Be sure you understand the following words and, as applicable, know precisely where these structures are located in the body:
- Meninges of the cranium, dural attachments, falx cerebri (cerebral falx), falx cerebelli (cerebellar falx), tentorium cerebelli
- CSF, arachnoid villi, choroid plexi, brain cisterns
- Main structures of the eye: bony framework of the eye (bones surrounding the eyes), conjunctiva, the 5 layers of the cornea, lens and attachments (suspensory ligaments/zonular fibers), equator of the lens (capsule, lens epithelium, cortex, nucleus), pupil, iris, anterior & posterior chambers, aqueous humor, vitreous humor, iridocorneal angle, ciliary processes and body, cavernous sinus, scleral venous sinus, Schlemm’s canal, ora serrata, choroid, sclera, retina layers, pigmented epithelium, blind spot (optic disc), central retinal artery and vein, superior/inferior temporal/nasal arterioles and venules, superior/inferior macular arterioles and venules, optic nerve, macula, fovea, cones & rods photoreceptors, ganglions cells, bipolar layer, amacrine cells, horizontal cells, other retinal cells, subarachnoid spaces (SAS).

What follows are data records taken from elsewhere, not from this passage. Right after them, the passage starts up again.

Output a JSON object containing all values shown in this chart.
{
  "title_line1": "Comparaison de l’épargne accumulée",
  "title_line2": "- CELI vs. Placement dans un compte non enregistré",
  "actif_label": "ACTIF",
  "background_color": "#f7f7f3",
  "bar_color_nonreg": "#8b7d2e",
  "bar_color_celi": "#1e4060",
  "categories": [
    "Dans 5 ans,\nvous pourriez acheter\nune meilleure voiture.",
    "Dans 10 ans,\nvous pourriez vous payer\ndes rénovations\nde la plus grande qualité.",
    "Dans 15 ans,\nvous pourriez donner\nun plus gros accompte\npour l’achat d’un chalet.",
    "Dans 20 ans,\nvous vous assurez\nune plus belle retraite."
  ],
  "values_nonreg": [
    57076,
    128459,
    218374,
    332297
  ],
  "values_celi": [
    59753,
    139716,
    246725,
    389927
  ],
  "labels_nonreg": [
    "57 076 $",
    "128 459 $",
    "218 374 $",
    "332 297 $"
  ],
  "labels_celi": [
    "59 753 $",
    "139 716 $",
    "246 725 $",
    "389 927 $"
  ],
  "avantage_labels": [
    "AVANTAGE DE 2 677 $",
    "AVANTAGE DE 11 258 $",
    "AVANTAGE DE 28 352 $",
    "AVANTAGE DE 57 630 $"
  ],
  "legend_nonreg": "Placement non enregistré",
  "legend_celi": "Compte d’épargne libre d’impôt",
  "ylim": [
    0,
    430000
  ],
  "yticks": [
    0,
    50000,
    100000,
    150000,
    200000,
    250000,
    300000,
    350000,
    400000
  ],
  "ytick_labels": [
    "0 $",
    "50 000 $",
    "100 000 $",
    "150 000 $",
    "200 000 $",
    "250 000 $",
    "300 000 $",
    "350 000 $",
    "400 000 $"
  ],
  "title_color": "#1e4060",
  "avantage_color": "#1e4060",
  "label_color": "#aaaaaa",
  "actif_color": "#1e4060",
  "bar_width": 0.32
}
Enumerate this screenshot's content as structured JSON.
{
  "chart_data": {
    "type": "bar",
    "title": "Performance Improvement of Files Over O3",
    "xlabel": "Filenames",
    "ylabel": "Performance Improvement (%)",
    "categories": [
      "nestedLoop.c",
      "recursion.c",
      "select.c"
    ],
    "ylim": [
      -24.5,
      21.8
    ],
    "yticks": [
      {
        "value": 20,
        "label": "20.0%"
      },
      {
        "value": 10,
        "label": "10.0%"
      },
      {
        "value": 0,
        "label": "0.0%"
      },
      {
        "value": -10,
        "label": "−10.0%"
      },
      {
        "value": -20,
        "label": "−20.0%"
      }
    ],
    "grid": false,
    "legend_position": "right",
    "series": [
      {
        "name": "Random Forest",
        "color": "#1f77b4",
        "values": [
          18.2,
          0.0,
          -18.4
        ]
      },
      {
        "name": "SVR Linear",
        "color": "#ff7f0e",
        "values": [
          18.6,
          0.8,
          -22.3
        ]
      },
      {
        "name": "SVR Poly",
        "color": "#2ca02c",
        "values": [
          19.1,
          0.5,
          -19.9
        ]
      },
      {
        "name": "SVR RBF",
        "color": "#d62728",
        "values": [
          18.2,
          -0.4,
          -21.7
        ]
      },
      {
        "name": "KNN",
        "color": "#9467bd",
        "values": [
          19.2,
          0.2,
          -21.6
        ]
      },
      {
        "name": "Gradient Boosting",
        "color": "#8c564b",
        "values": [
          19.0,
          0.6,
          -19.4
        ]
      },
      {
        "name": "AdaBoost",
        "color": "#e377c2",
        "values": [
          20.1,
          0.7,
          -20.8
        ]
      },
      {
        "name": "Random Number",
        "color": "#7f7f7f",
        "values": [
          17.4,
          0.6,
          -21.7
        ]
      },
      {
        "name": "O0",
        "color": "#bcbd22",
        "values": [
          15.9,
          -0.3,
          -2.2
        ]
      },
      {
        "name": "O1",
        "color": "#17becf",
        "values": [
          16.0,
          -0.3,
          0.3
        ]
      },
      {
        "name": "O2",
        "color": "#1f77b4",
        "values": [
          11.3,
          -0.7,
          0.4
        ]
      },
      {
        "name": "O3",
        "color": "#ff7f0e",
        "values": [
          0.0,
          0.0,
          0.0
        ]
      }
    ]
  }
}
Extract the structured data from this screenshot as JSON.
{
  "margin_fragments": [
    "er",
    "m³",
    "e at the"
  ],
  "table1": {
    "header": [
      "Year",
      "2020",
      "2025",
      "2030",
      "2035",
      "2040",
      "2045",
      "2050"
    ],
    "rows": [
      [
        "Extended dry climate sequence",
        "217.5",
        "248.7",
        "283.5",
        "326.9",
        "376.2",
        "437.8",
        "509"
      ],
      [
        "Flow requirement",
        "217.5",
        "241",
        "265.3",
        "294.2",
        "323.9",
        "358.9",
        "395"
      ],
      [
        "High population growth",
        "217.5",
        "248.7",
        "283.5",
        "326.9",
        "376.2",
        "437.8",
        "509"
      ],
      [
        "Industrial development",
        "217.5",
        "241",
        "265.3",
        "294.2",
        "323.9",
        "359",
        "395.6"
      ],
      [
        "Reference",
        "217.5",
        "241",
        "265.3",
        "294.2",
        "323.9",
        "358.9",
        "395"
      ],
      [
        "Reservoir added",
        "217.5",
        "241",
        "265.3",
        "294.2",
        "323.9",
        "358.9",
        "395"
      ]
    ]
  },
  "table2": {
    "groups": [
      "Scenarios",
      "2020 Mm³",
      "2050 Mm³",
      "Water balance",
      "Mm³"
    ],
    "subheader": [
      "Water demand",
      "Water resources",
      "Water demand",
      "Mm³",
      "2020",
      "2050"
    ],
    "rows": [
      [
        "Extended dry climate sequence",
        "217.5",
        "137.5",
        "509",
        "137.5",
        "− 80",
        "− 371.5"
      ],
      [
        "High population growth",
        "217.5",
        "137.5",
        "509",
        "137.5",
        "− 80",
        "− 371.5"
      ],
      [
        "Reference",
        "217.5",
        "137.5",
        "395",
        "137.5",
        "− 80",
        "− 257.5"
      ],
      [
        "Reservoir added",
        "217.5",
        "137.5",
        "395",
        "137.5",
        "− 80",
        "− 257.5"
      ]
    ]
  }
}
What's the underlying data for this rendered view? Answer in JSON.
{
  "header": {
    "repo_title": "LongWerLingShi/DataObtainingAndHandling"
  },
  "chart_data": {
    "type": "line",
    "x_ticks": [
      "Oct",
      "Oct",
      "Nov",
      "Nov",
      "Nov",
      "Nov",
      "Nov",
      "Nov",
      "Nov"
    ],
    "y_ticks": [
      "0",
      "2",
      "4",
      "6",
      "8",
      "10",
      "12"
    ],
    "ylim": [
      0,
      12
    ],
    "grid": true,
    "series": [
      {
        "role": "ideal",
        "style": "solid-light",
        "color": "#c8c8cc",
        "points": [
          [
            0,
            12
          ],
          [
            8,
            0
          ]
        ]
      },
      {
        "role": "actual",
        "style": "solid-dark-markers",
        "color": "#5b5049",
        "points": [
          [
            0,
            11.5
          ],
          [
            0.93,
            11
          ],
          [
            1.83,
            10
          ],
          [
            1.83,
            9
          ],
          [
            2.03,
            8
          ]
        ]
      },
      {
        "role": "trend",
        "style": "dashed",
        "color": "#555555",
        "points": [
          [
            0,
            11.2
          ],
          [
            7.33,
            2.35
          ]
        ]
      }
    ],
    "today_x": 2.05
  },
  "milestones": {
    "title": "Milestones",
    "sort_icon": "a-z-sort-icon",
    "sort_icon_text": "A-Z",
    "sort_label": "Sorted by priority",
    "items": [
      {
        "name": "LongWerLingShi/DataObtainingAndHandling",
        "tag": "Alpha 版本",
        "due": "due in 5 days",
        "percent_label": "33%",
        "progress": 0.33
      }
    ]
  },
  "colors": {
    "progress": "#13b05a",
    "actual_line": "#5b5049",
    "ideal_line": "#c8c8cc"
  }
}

Look for the word “Eye” in the index of your anatomy book (Netter, Clemente, Thieme, etc.). You will have few pages. Be familiar with the eye structures from each of these pages.
In "Netter's Atlas of Human Neuroscience" for example, information related to the eye can be found on pages 233-239 in the first edition (pages 346-356 in the second edition).
You could prepare this class by reading the work of Beryl Arbuckle, DO on the Meninges including her wonderful dural maps:
"The selected writings of Beryl E. Arbuckle, D.O., F.A.C.O.P by Beryl E Arbuckle", Published by the National Osteopathic Institute and Cerebral Palsy Foundation (1977).